As the speaker notes, "Breathe in with peace, out with stress." This mantra encapsulates the transformative potential of breathwork. By consciously directing our breath, we can shift our mental state, reducing stress and fostering a sense of calm. The practice encourages us to listen to our bodies, cultivating awareness that is essential for personal growth.
"Breathe in with peace, out with stress." — Wim Hof
Breath-Holding Techniques
The breath-holding periods in the Wim Hof method are integral to its effectiveness. During the first round, participants hold their breath for one minute, gradually increasing to two and a half minutes by the fourth round. This progressive approach allows individuals to explore their limits while promoting relaxation and mental clarity.

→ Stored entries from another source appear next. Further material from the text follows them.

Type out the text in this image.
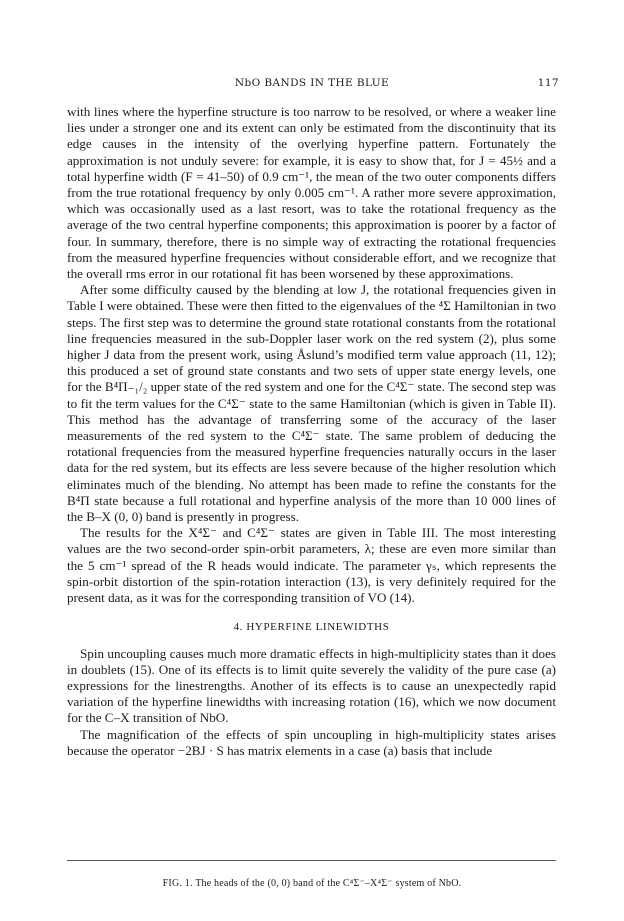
NbO BANDS IN THE BLUE	117

with lines where the hyperfine structure is too narrow to be resolved, or where a weaker line lies under a stronger one and its extent can only be estimated from the discontinuity that its edge causes in the intensity of the overlying hyperfine pattern. Fortunately the approximation is not unduly severe: for example, it is easy to show that, for J = 45½ and a total hyperfine width (F = 41–50) of 0.9 cm⁻¹, the mean of the two outer components differs from the true rotational frequency by only 0.005 cm⁻¹. A rather more severe approximation, which was occasionally used as a last resort, was to take the rotational frequency as the average of the two central hyperfine components; this approximation is poorer by a factor of four. In summary, therefore, there is no simple way of extracting the rotational frequencies from the measured hyperfine frequencies without considerable effort, and we recognize that the overall rms error in our rotational fit has been worsened by these approximations.

After some difficulty caused by the blending at low J, the rotational frequencies given in Table I were obtained. These were then fitted to the eigenvalues of the ⁴Σ Hamiltonian in two steps. The first step was to determine the ground state rotational constants from the rotational line frequencies measured in the sub-Doppler laser work on the red system (2), plus some higher J data from the present work, using Åslund’s modified term value approach (11, 12); this produced a set of ground state constants and two sets of upper state energy levels, one for the B⁴Π₋₁/₂ upper state of the red system and one for the C⁴Σ⁻ state. The second step was to fit the term values for the C⁴Σ⁻ state to the same Hamiltonian (which is given in Table II). This method has the advantage of transferring some of the accuracy of the laser measurements of the red system to the C⁴Σ⁻ state. The same problem of deducing the rotational frequencies from the measured hyperfine frequencies naturally occurs in the laser data for the red system, but its effects are less severe because of the higher resolution which eliminates much of the blending. No attempt has been made to refine the constants for the B⁴Π state because a full rotational and hyperfine analysis of the more than 10 000 lines of the B–X (0, 0) band is presently in progress.

The results for the X⁴Σ⁻ and C⁴Σ⁻ states are given in Table III. The most interesting values are the two second-order spin-orbit parameters, λ; these are even more similar than the 5 cm⁻¹ spread of the R heads would indicate. The parameter γₛ, which represents the spin-orbit distortion of the spin-rotation interaction (13), is very definitely required for the present data, as it was for the corresponding transition of VO (14).

4. HYPERFINE LINEWIDTHS

Spin uncoupling causes much more dramatic effects in high-multiplicity states than it does in doublets (15). One of its effects is to limit quite severely the validity of the pure case (a) expressions for the linestrengths. Another of its effects is to cause an unexpectedly rapid variation of the hyperfine linewidths with increasing rotation (16), which we now document for the C–X transition of NbO.

The magnification of the effects of spin uncoupling in high-multiplicity states arises because the operator −2BJ · S has matrix elements in a case (a) basis that include

FIG. 1. The heads of the (0, 0) band of the C⁴Σ⁻–X⁴Σ⁻ system of NbO.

As the speaker emphasizes, "Witness there is no need for breathing." This statement highlights the profound experience of breath-holding, where many discover a sense of stillness and tranquility. The body's response to breath retention can lead to increased resilience, as it adapts to the challenge, ultimately enhancing overall well-being.
Final Round and Conclusion
The final round of breathwork serves as a gentle conclusion to the practice. Participants are encouraged to return to normal breathing gradually, integrating the sensations experienced during the session. This mindful transition reinforces the importance of awareness and intentionality in our daily lives.
The journey through breathwork is not merely about the act of breathing; it is a ritual that fosters connection—connection to oneself and to the present moment. As we engage in this practice, we cultivate a deeper understanding of our bodies and minds, paving the way for enhanced longevity and well-being.
If your hands and feet are tingling, or you feel your body temperature is changing — that's okay.
Words Worth Hearing
"Witness there is no need for breathing." — Wim Hof "Follow the breath, whatever you feel is okay." — Wim Hof
Practical Takeaways
Incorporate rhythmic breathing into your daily routine to promote relaxation and reduce stress.
Practice breath-holding techniques progressively to enhance resilience and mental clarity.